What is the "trick" to writing a Quine?

11.4k views Asked by At

I read Ken Thompson's classic paper Reflections on Trusting Trust in which he prompts users to write a Quine as an introduction to his argument (highly recommended read).

A quine is a computer program which takes no input and produces a copy of its own source code as its only output.

The naive approach is simply to want to say:

print "[insert this program's source here]"

But one quickly sees that this is impossible. I ended up writing one myself using Python but still have trouble explaining "the trick". I'm looking for an excellent explanation of why Quines are possible.

2

There are 2 answers

0
Conrad Irwin On BEST ANSWER

The normal trick is to use printf such that the format-string represents the structure of the program, with a place-holder for the string itself to get the recursion you need:

The standard C example from http://www.nyx.net/~gthompso/quine.htm illustrates this quite well:

char*f="char*f=%c%s%c;main(){printf(f,34,f,34,10);}%c";main(){printf(f,34,f,34,10);}

edit: After writing this, I did a bit of searching: http://www.madore.org/~david/computers/quine.html gives a very good, more theoretical, description of what exactly quines are and why they work.

0
luser droog On

Here's one I wrote that uses putchar instead of printf; thus it has to process all its own escape codes. But it is %100 portable across all C execution character sets.

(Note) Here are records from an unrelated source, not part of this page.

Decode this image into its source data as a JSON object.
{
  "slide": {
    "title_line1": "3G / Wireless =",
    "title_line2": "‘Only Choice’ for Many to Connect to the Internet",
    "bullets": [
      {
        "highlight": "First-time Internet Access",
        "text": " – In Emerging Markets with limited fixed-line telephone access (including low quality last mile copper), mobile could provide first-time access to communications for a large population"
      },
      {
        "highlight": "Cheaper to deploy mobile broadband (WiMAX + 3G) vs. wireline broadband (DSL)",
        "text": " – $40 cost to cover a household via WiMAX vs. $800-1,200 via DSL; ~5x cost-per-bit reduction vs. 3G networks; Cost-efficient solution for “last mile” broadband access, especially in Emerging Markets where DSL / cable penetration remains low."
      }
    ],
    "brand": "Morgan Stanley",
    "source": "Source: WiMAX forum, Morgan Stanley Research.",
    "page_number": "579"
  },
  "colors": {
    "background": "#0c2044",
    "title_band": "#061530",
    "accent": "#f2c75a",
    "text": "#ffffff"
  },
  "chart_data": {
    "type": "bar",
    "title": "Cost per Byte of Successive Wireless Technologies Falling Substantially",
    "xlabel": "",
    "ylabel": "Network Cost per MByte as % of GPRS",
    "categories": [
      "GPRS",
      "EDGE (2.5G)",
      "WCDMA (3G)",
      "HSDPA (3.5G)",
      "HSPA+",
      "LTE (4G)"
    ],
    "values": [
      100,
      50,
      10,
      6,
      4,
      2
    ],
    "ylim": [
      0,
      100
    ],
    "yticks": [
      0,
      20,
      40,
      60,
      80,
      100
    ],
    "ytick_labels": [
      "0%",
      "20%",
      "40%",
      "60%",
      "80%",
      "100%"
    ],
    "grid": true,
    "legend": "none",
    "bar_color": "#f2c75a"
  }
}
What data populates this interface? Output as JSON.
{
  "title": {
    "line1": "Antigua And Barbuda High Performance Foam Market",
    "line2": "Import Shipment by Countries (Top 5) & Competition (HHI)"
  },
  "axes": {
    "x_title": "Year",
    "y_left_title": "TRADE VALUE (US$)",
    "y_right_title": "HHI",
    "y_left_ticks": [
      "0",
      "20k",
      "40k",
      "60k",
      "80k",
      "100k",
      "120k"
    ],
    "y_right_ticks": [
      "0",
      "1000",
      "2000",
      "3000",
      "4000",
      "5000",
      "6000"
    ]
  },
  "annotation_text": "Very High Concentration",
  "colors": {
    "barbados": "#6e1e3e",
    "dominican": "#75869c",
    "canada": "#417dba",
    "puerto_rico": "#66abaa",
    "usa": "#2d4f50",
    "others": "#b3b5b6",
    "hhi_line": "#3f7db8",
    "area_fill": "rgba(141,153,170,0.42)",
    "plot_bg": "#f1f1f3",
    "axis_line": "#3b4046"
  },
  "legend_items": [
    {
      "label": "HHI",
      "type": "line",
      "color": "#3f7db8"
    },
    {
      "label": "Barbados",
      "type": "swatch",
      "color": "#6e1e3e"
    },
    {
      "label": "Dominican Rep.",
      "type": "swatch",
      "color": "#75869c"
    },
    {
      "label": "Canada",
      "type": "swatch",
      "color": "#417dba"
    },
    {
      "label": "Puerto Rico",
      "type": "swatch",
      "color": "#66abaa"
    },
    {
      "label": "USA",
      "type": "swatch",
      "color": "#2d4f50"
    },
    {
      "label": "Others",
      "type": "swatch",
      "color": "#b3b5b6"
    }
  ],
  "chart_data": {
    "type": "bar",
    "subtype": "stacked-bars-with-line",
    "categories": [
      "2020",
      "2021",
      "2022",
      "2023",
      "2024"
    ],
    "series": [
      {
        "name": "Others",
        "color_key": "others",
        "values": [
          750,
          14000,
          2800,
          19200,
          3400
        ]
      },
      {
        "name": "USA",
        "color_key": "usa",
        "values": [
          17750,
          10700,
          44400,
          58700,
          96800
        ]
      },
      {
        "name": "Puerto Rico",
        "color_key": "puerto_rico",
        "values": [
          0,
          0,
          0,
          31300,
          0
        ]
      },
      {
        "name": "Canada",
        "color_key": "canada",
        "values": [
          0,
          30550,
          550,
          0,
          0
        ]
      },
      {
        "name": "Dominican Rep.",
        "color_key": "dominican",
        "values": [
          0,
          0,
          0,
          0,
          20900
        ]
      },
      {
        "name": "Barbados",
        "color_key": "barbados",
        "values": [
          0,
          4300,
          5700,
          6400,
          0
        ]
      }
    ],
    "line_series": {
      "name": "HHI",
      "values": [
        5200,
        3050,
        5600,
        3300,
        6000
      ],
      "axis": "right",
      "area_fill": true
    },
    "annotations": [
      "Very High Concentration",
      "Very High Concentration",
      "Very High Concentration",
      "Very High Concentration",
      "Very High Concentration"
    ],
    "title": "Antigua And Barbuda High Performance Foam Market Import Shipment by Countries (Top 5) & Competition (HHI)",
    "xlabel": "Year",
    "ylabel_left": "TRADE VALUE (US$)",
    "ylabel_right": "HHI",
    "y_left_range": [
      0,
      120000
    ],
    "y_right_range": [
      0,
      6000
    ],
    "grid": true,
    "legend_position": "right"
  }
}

You should be able to see that there is a seam in the text representation that mirrors a seam in the program text itself, where it changes from working on the beginning to working on the end. The trick to writing a Quine is getting over this "hump", where you switch to digging your way out of the hole! Your options are constrained by the textual representation and the language's output facilities.

#include <stdio.h>

void with(char *s) {
    for (; *s; s++) switch (*s) {
    case '\n': putchar('\\'); putchar('n'); break;
    case '\\': putchar('\\'); putchar('\\'); break;
    case '\"': putchar('\\'); putchar('\"'); break;
    default: putchar(*s);
    }
}
void out(char *s) { for (; *s; s++) putchar(*s); }
int main() {
    char *a[] = {
"#include <stdio.h>\n\n",
"void with(char *s) {\n",
"    for (; *s; s++) switch (*s) {\n",
"   case '\\",
"n': putchar('\\\\'); putchar('n'); break;\n",
"   case '\\\\': putchar('\\\\'); putchar('\\\\'); break;\n",
"   case '\\\"': putchar('\\\\'); putchar('\\\"'); break;\n",
"   default: putchar(*s);\n",
"    }\n}\n",
"void out(char *s) { for (; *s; s++) putchar(*s); }\n",
"int main() {\n",
"    char *a[] = {\n",
NULL }, *b[] = {
"NULL }, **p;\n",
"    for (p = a; *p; p++) out(*p);\n",
"    for (p = a; *p; p++) {\n",
"   putchar('\\\"');\n",
"   with(*p);\n",
"   putchar('\\\"'); putchar(','); putchar('\\",
"n');\n",
"    }\n",
"    out(\"NULL }, *b[] = {\\",
"n\");\n",
"    for (p = b; *p; p++) {\n",
"   putchar('\\\"');\n",
"   with(*p);\n",
"   putchar('\\\"'); putchar(','); putchar('\\",
"n');\n",
"    }\n",
"    for (p = b; *p; p++) out(*p);\n",
"    return 0;\n",
"}\n",
NULL }, **p;
    for (p = a; *p; p++) out(*p);
    for (p = a; *p; p++) {
    putchar('\"');
    with(*p);
    putchar('\"'); putchar(','); putchar('\n');
    }
    out("NULL }, *b[] = {\n");
    for (p = b; *p; p++) {
    putchar('\"');
    with(*p);
    putchar('\"'); putchar(','); putchar('\n');
    }
    for (p = b; *p; p++) out(*p);
    return 0;
}

A common trick is to jump start the quine by writing a program to read a textfile and output an array of numbers. Then you modify it to use a static array, and run the first program against the new (static array) program, producing an array of number that represents the program. Insert that into the static array, run it again until it settles down, and that gets you a quine. But, it's tied to a specific character set (== not 100% portable). A program like the above (and not the classic printf hack) will work the same on ASCII or EBCDIC (the classic printf hack fails in EBCDIC because it contains hard-coded ASCII).


edit:

Reading the question again, carefully (finally), it appears you're actually looking for more philosophy less technique. The trick that lets you out of the infinite regress is the two-fer. You've got to get both the encoded program and the expanded program out of the same data: using the same data 2 ways. This data thus only describes the part of the program surrounding its future manifestation, the frame. The image within this frame is a straight copy of the original.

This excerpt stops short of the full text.